Microencapsulation of indomethacin (IM) was carried out by a simple coacervation method using ethylcellulose. To control the release of IM, its surface was modified by dry-blending it with a carboxy-vinyl polymer (Hiviswako 104, HW) by pulverization in an automatic ceramic mortar before encapsulation. Suppositories containing intact IM and microencapsulated IM (IM-MC) were prepared by the fusion method. Dissolution and release testing of the IM-MC and of the suppositories were carried out by the method of JPX and Muranishi et al., respectively.
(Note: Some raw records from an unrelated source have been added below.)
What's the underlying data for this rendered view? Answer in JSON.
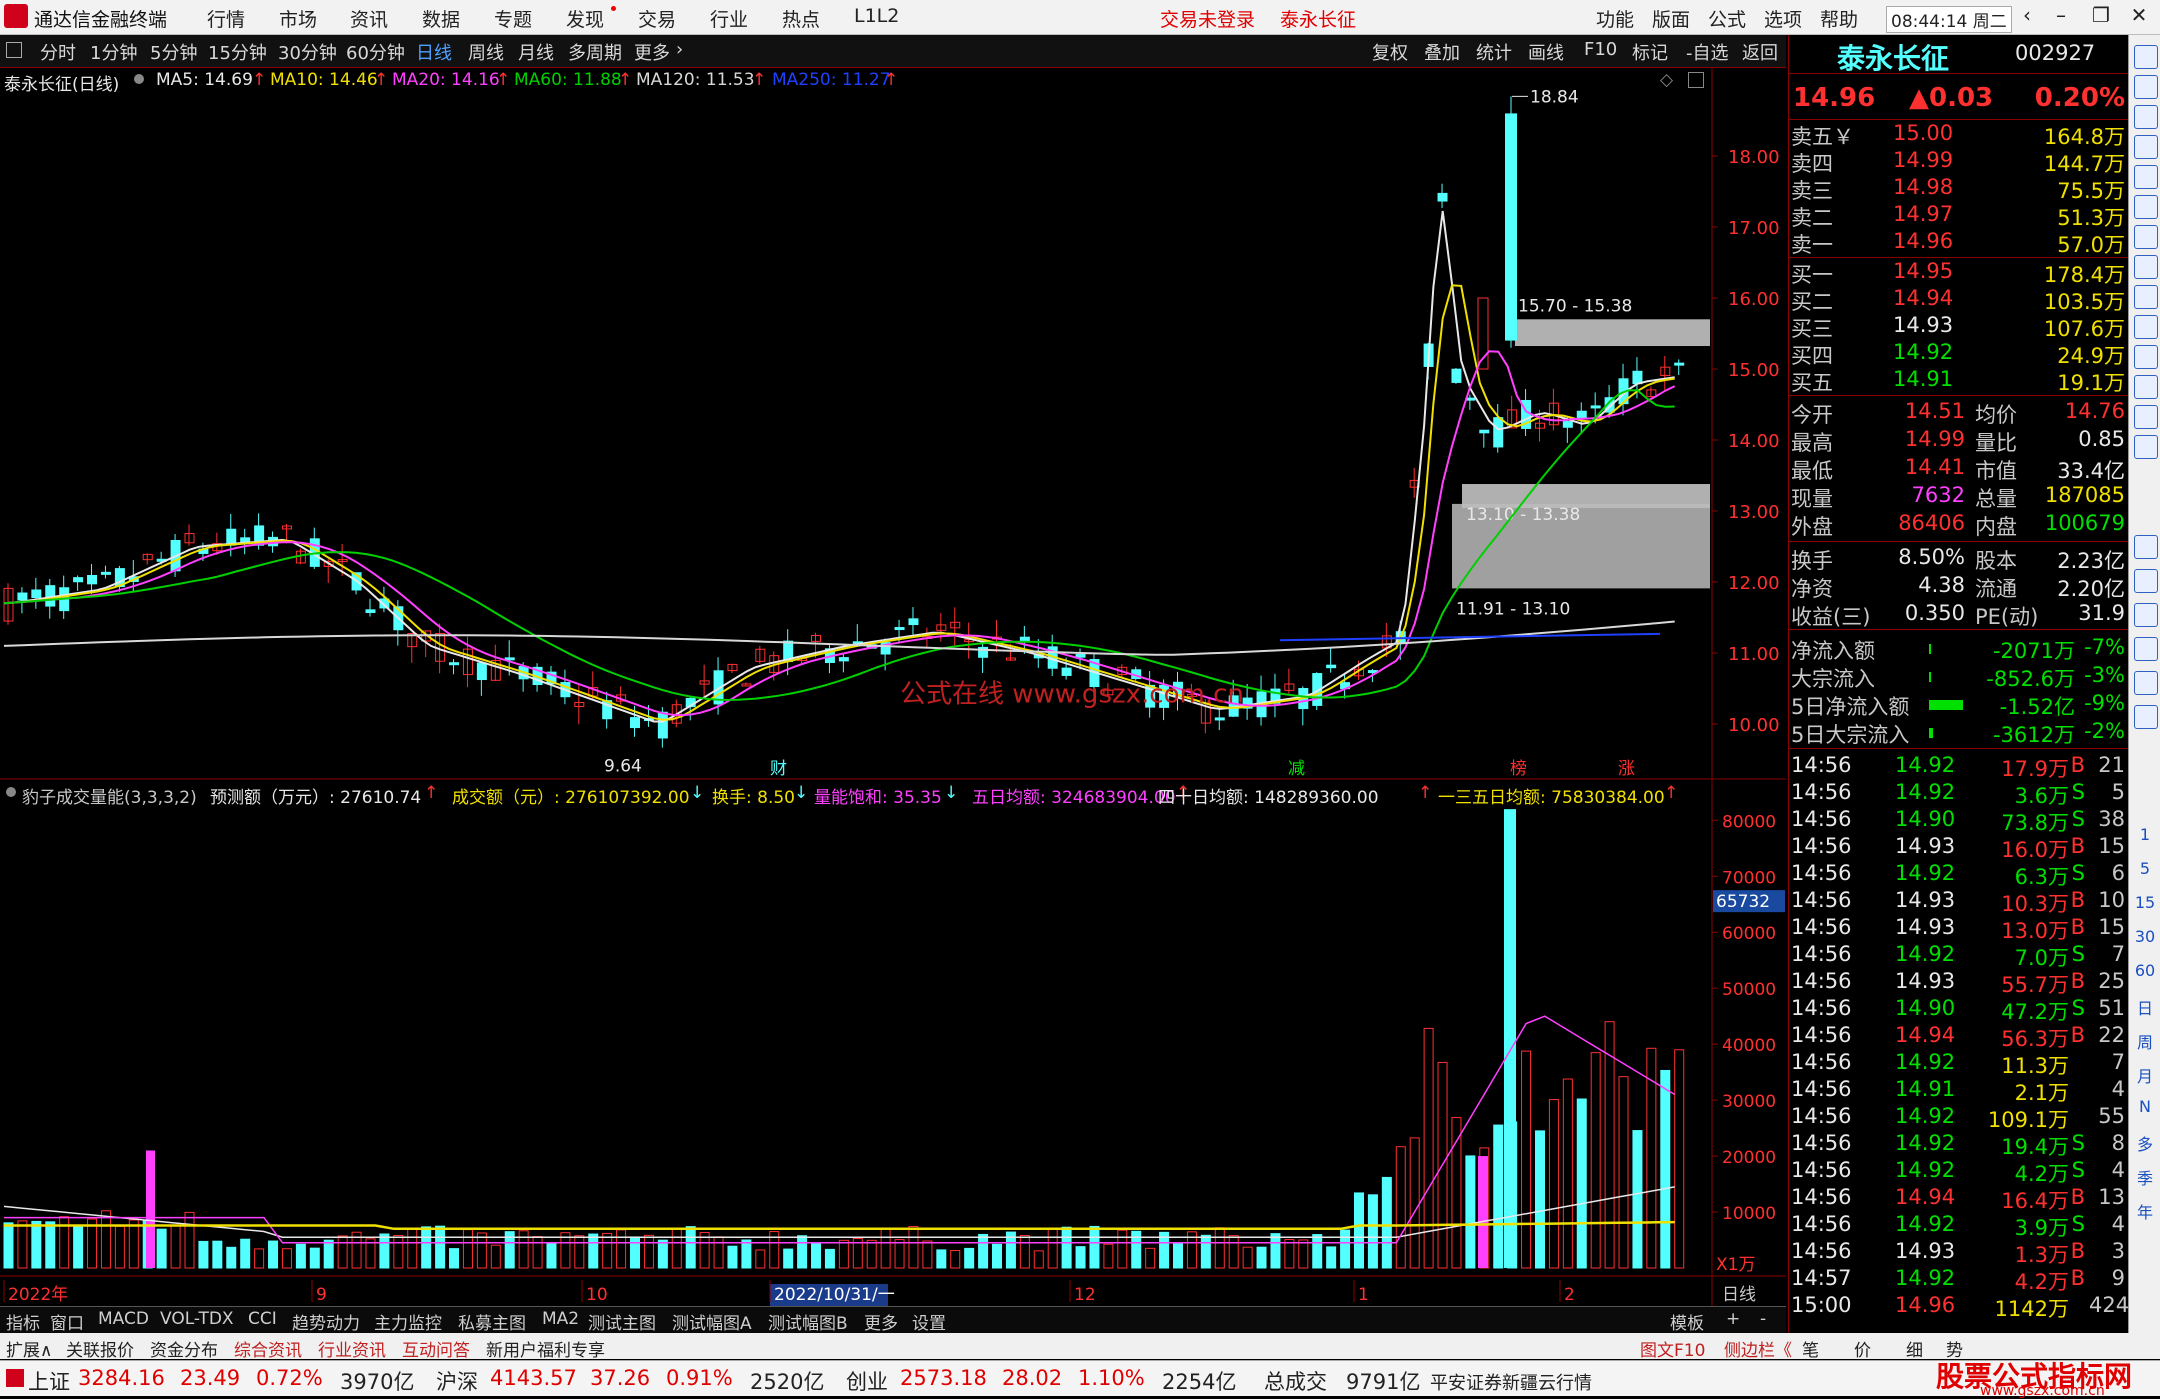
{
  "menubar": {
    "app_title": "通达信金融终端",
    "items": [
      "行情",
      "市场",
      "资讯",
      "数据",
      "专题",
      "发现",
      "交易",
      "行业",
      "热点",
      "L1L2"
    ],
    "status_login": "交易未登录",
    "stock_name": "泰永长征",
    "right_items": [
      "功能",
      "版面",
      "公式",
      "选项",
      "帮助"
    ],
    "time": "08:44:14",
    "weekday": "周二"
  },
  "toolbar": {
    "periods": [
      "分时",
      "1分钟",
      "5分钟",
      "15分钟",
      "30分钟",
      "60分钟",
      "日线",
      "周线",
      "月线",
      "多周期",
      "更多"
    ],
    "active": "日线",
    "right_buttons": [
      "复权",
      "叠加",
      "统计",
      "画线",
      "F10",
      "标记",
      "-自选",
      "返回"
    ]
  },
  "ma_line": {
    "title": "泰永长征(日线)",
    "items": [
      {
        "label": "MA5: 14.69",
        "color": "#e8e8e8"
      },
      {
        "label": "MA10: 14.46",
        "color": "#f0e000"
      },
      {
        "label": "MA20: 14.16",
        "color": "#ff40ff"
      },
      {
        "label": "MA60: 11.88",
        "color": "#00d000"
      },
      {
        "label": "MA120: 11.53",
        "color": "#e0e0e0"
      },
      {
        "label": "MA250: 11.27",
        "color": "#2040ff"
      }
    ]
  },
  "price_axis": [
    "18.00",
    "17.00",
    "16.00",
    "15.00",
    "14.00",
    "13.00",
    "12.00",
    "11.00",
    "10.00"
  ],
  "annotations": {
    "high": "18.84",
    "low": "9.64",
    "zone1": "15.70 - 15.38",
    "zone2": "13.10 - 13.38",
    "zone3": "11.91 - 13.10",
    "watermark": "公式在线  www.gszx.com.cn",
    "markers": [
      "财",
      "减",
      "榜",
      "涨"
    ]
  },
  "volume_header": {
    "title": "豹子成交量能(3,3,3,2)",
    "items": [
      {
        "label": "预测额（万元）: 27610.74",
        "color": "#e8e8e8"
      },
      {
        "label": "成交额（元）: 276107392.00",
        "color": "#f0e000"
      },
      {
        "label": "换手: 8.50",
        "color": "#f0e000"
      },
      {
        "label": "量能饱和: 35.35",
        "color": "#ff40ff"
      },
      {
        "label": "五日均额: 324683904.00",
        "color": "#ff40ff"
      },
      {
        "label": "四十日均额: 148289360.00",
        "color": "#e8e8e8"
      },
      {
        "label": "一三五日均额: 75830384.00",
        "color": "#f0e000"
      }
    ]
  },
  "volume_axis": [
    "80000",
    "70000",
    "60000",
    "50000",
    "40000",
    "30000",
    "20000",
    "10000"
  ],
  "volume_current": "65732",
  "volume_unit": "X1万",
  "date_axis": [
    "2022年",
    "9",
    "10",
    "2022/10/31/一",
    "12",
    "1",
    "2"
  ],
  "date_axis_right": "日线",
  "tabs1": [
    "指标",
    "窗口",
    "MACD",
    "VOL-TDX",
    "CCI",
    "趋势动力",
    "主力监控",
    "私募主图",
    "MA2",
    "测试主图",
    "测试幅图A",
    "测试幅图B",
    "更多",
    "设置"
  ],
  "tabs1_right": [
    "模板",
    "+",
    "-"
  ],
  "tabs2": [
    "扩展∧",
    "关联报价",
    "资金分布",
    "综合资讯",
    "行业资讯",
    "互动问答",
    "新用户福利专享"
  ],
  "tabs2_right": [
    "图文F10",
    "侧边栏《",
    "笔",
    "价",
    "细",
    "势"
  ],
  "statusbar": [
    {
      "label": "上证",
      "value": "3284.16",
      "chg": "23.49",
      "pct": "0.72%",
      "amt": "3970亿"
    },
    {
      "label": "沪深",
      "value": "4143.57",
      "chg": "37.26",
      "pct": "0.91%",
      "amt": "2520亿"
    },
    {
      "label": "创业",
      "value": "2573.18",
      "chg": "28.02",
      "pct": "1.10%",
      "amt": "2254亿"
    }
  ],
  "status_total_label": "总成交",
  "status_total": "9791亿",
  "status_broker": "平安证券新疆云行情",
  "status_brand": "股票公式指标网",
  "status_brand_url": "www.gszx.com.cn",
  "quote": {
    "name": "泰永长征",
    "code": "002927",
    "price": "14.96",
    "change": "▲0.03",
    "pct": "0.20%",
    "asks": [
      {
        "label": "卖五￥",
        "price": "15.00",
        "vol": "164.8万"
      },
      {
        "label": "卖四",
        "price": "14.99",
        "vol": "144.7万"
      },
      {
        "label": "卖三",
        "price": "14.98",
        "vol": "75.5万"
      },
      {
        "label": "卖二",
        "price": "14.97",
        "vol": "51.3万"
      },
      {
        "label": "卖一",
        "price": "14.96",
        "vol": "57.0万"
      }
    ],
    "bids": [
      {
        "label": "买一",
        "price": "14.95",
        "vol": "178.4万"
      },
      {
        "label": "买二",
        "price": "14.94",
        "vol": "103.5万"
      },
      {
        "label": "买三",
        "price": "14.93",
        "vol": "107.6万"
      },
      {
        "label": "买四",
        "price": "14.92",
        "vol": "24.9万"
      },
      {
        "label": "买五",
        "price": "14.91",
        "vol": "19.1万"
      }
    ],
    "stats": [
      {
        "l1": "今开",
        "v1": "14.51",
        "l2": "均价",
        "v2": "14.76"
      },
      {
        "l1": "最高",
        "v1": "14.99",
        "l2": "量比",
        "v2": "0.85"
      },
      {
        "l1": "最低",
        "v1": "14.41",
        "l2": "市值",
        "v2": "33.4亿"
      },
      {
        "l1": "现量",
        "v1": "7632",
        "l2": "总量",
        "v2": "187085"
      },
      {
        "l1": "外盘",
        "v1": "86406",
        "l2": "内盘",
        "v2": "100679"
      }
    ],
    "stats2": [
      {
        "l1": "换手",
        "v1": "8.50%",
        "l2": "股本",
        "v2": "2.23亿"
      },
      {
        "l1": "净资",
        "v1": "4.38",
        "l2": "流通",
        "v2": "2.20亿"
      },
      {
        "l1": "收益(三)",
        "v1": "0.350",
        "l2": "PE(动)",
        "v2": "31.9"
      }
    ],
    "flows": [
      {
        "label": "净流入额",
        "value": "-2071万",
        "pct": "-7%"
      },
      {
        "label": "大宗流入",
        "value": "-852.6万",
        "pct": "-3%"
      },
      {
        "label": "5日净流入额",
        "value": "-1.52亿",
        "pct": "-9%"
      },
      {
        "label": "5日大宗流入",
        "value": "-3612万",
        "pct": "-2%"
      }
    ],
    "ticks": [
      {
        "t": "14:56",
        "p": "14.92",
        "v": "17.9万",
        "s": "B",
        "n": "21"
      },
      {
        "t": "14:56",
        "p": "14.92",
        "v": "3.6万",
        "s": "S",
        "n": "5"
      },
      {
        "t": "14:56",
        "p": "14.90",
        "v": "73.8万",
        "s": "S",
        "n": "38"
      },
      {
        "t": "14:56",
        "p": "14.93",
        "v": "16.0万",
        "s": "B",
        "n": "15"
      },
      {
        "t": "14:56",
        "p": "14.92",
        "v": "6.3万",
        "s": "S",
        "n": "6"
      },
      {
        "t": "14:56",
        "p": "14.93",
        "v": "10.3万",
        "s": "B",
        "n": "10"
      },
      {
        "t": "14:56",
        "p": "14.93",
        "v": "13.0万",
        "s": "B",
        "n": "15"
      },
      {
        "t": "14:56",
        "p": "14.92",
        "v": "7.0万",
        "s": "S",
        "n": "7"
      },
      {
        "t": "14:56",
        "p": "14.93",
        "v": "55.7万",
        "s": "B",
        "n": "25"
      },
      {
        "t": "14:56",
        "p": "14.90",
        "v": "47.2万",
        "s": "S",
        "n": "51"
      },
      {
        "t": "14:56",
        "p": "14.94",
        "v": "56.3万",
        "s": "B",
        "n": "22"
      },
      {
        "t": "14:56",
        "p": "14.92",
        "v": "11.3万",
        "s": "",
        "n": "7"
      },
      {
        "t": "14:56",
        "p": "14.91",
        "v": "2.1万",
        "s": "",
        "n": "4"
      },
      {
        "t": "14:56",
        "p": "14.92",
        "v": "109.1万",
        "s": "",
        "n": "55"
      },
      {
        "t": "14:56",
        "p": "14.92",
        "v": "19.4万",
        "s": "S",
        "n": "8"
      },
      {
        "t": "14:56",
        "p": "14.92",
        "v": "4.2万",
        "s": "S",
        "n": "4"
      },
      {
        "t": "14:56",
        "p": "14.94",
        "v": "16.4万",
        "s": "B",
        "n": "13"
      },
      {
        "t": "14:56",
        "p": "14.92",
        "v": "3.9万",
        "s": "S",
        "n": "4"
      },
      {
        "t": "14:56",
        "p": "14.93",
        "v": "1.3万",
        "s": "B",
        "n": "3"
      },
      {
        "t": "14:57",
        "p": "14.92",
        "v": "4.2万",
        "s": "B",
        "n": "9"
      },
      {
        "t": "15:00",
        "p": "14.96",
        "v": "1142万",
        "s": "",
        "n": "424"
      }
    ]
  },
  "side_labels": [
    "1",
    "5",
    "15",
    "30",
    "60",
    "日",
    "周",
    "月",
    "N",
    "多",
    "季",
    "年"
  ],
  "colors": {
    "up": "#ff3030",
    "down": "#54ffff",
    "ma5": "#e8e8e8",
    "ma10": "#f0e000",
    "ma20": "#ff40ff",
    "ma60": "#00d000",
    "ma120": "#d8d8d8",
    "ma250": "#2040ff",
    "grid": "#8b0000"
  }
}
The dissolution rate of microencapsulated intact IM decreased as the content of the coacervation-inducing agent, polyethylene (PE), was increased. The release rate profile of the suppositories containing these microcapsules did not show an rapid zero-order release, and the release rate was rapid without PE. When the PE content was 1% (w/v), the release rate was too slow and a large portion of IM remained in the IM-MC. On the other hand, suppositories containing microencapsulated HW-modified IM (HW/IM = 1/1) showed an apparent zero-order release profile and about 100% of the IM in the IM-MC was released. These results showed that the surface modification of IM with HW before encapsulation is a good method to prepare sustained-release suppositories containing IM-MC.